Finding the probable best candidate?

[Forest Simmons]

On Wed, 20 Feb 2002, Rob LeGrand wrote:

> Forest wrote:
> > > Unfortunately, at least according to my simulations so far, BSBS is much
> > > worse at SU given sincere votes than BSSE or Black.
> >
> > I knew that, but that's part of the inevitable tradeoff.  The higher the
> > SU in this class of methods, the less likely that the votes will be
> > sincere.
> >
> > My guess is ...
> >
> > SU:        Borda > Black > BSSE > BSBS > Inverse Nanson > Schulze
> >
> > Likelihood of sincere
> > ballots  : Borda < Black < BSSE < BSBS < Inverse Nanson < Schulze
> 
> Very interesting!  Has anyone come up with an objective measure of
> manipulability?  Nanson itself has an average SU much worse than Schulze or
> even Ranked Pairs, and Baldwin (Borda-elimination) is even worse.  I wonder
> whether Inverse Nanson would really beat Schulze on SU.  Worth a try, though .

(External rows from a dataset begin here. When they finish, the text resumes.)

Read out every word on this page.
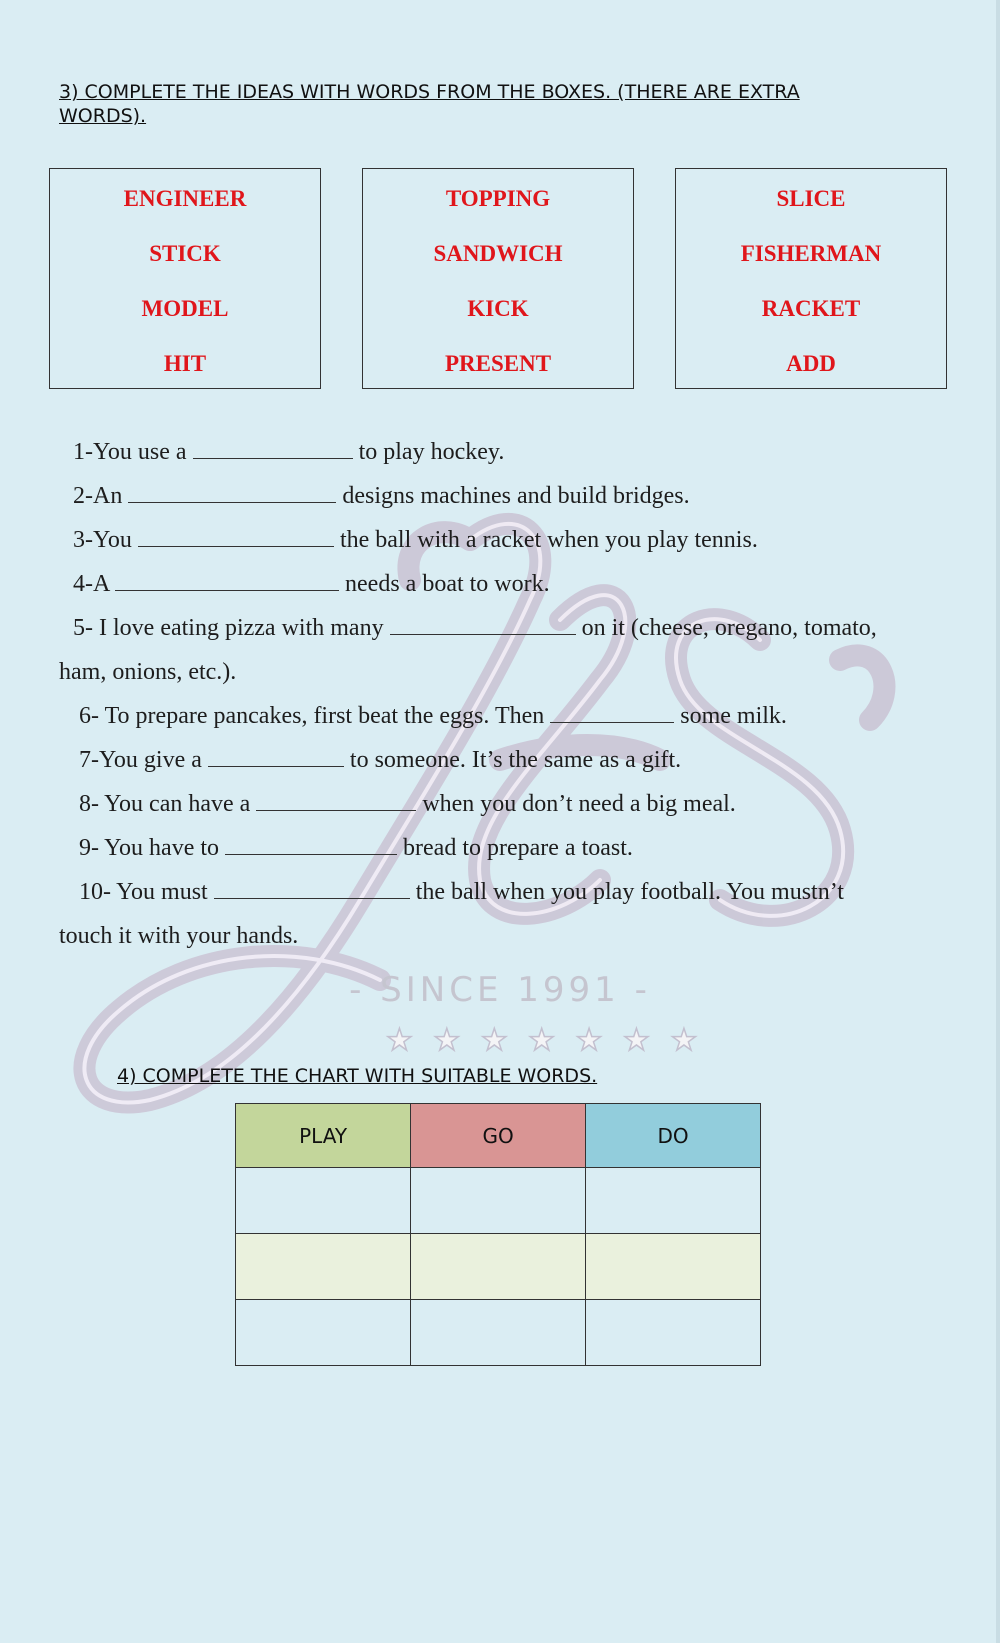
3) COMPLETE THE IDEAS WITH WORDS FROM THE BOXES. (THERE ARE EXTRA
WORDS).
ENGINEER
STICK
MODEL
HIT
TOPPING
SANDWICH
KICK
PRESENT
SLICE
FISHERMAN
RACKET
ADD
- SINCE 1991 -
★ ★ ★ ★ ★ ★ ★
1-You use a	to play hockey.
2-An	designs machines and build bridges.
3-You	the ball with a racket when you play tennis.
4-A	needs a boat to work.
5- I love eating pizza with many	on it (cheese, oregano, tomato,
ham, onions, etc.).
6- To prepare pancakes, first beat the eggs. Then	some milk.
7-You give a	to someone. It’s the same as a gift.
8- You can have a	when you don’t need a big meal.
9- You have to	bread to prepare a toast.
10- You must	the ball when you play football. You mustn’t
touch it with your hands.
4) COMPLETE THE CHART WITH SUITABLE WORDS.
PLAY	GO	DO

Inverse Nanson should really be called Inverse Baldwin. Tom Ruen was still
going by Blake's old nomenclature when he came up with that.

> . .
> 
> > Usually in insertion sort the new guy is tested against the middle of the
> > previously sorted guys.  Bubble sort starts the new guy at the bottom and
> > lets him work up one place at a time.  Insertion sort is efficient on the
> > order of n*log(n) comparisons, while bubble sort requires about n*n/2
> > comparisons.
> >
> > Sink sort is bubble sort in reverse.
> 
> I see.  Your sink sort is what I've heard called bubble sort,

I might be wrong, but I think of bubbles going up (like the new guy
percolating upward) and sinkers going down.

Of course, in computer science the root of a binary tree is at the top,
and the leaves are at the bottom :-)

> and your bubble
> sort I've heard called insertion sort.  I'd never seen an O(n log n) insertion
> sort before, but the scheme you describe certainly makes sense.  I'd guess that
> the number of actual swaps would still be O(n^2), though.

When you test in the middle of each subsection of previously ordered
items you end up doing about base two log(m) tests when m items have
already been sorted.  So the maximum number of tests per item is
O(log(n)).  If you have n items to sort the total is O(n log(n)), same as
merge sort.

Forest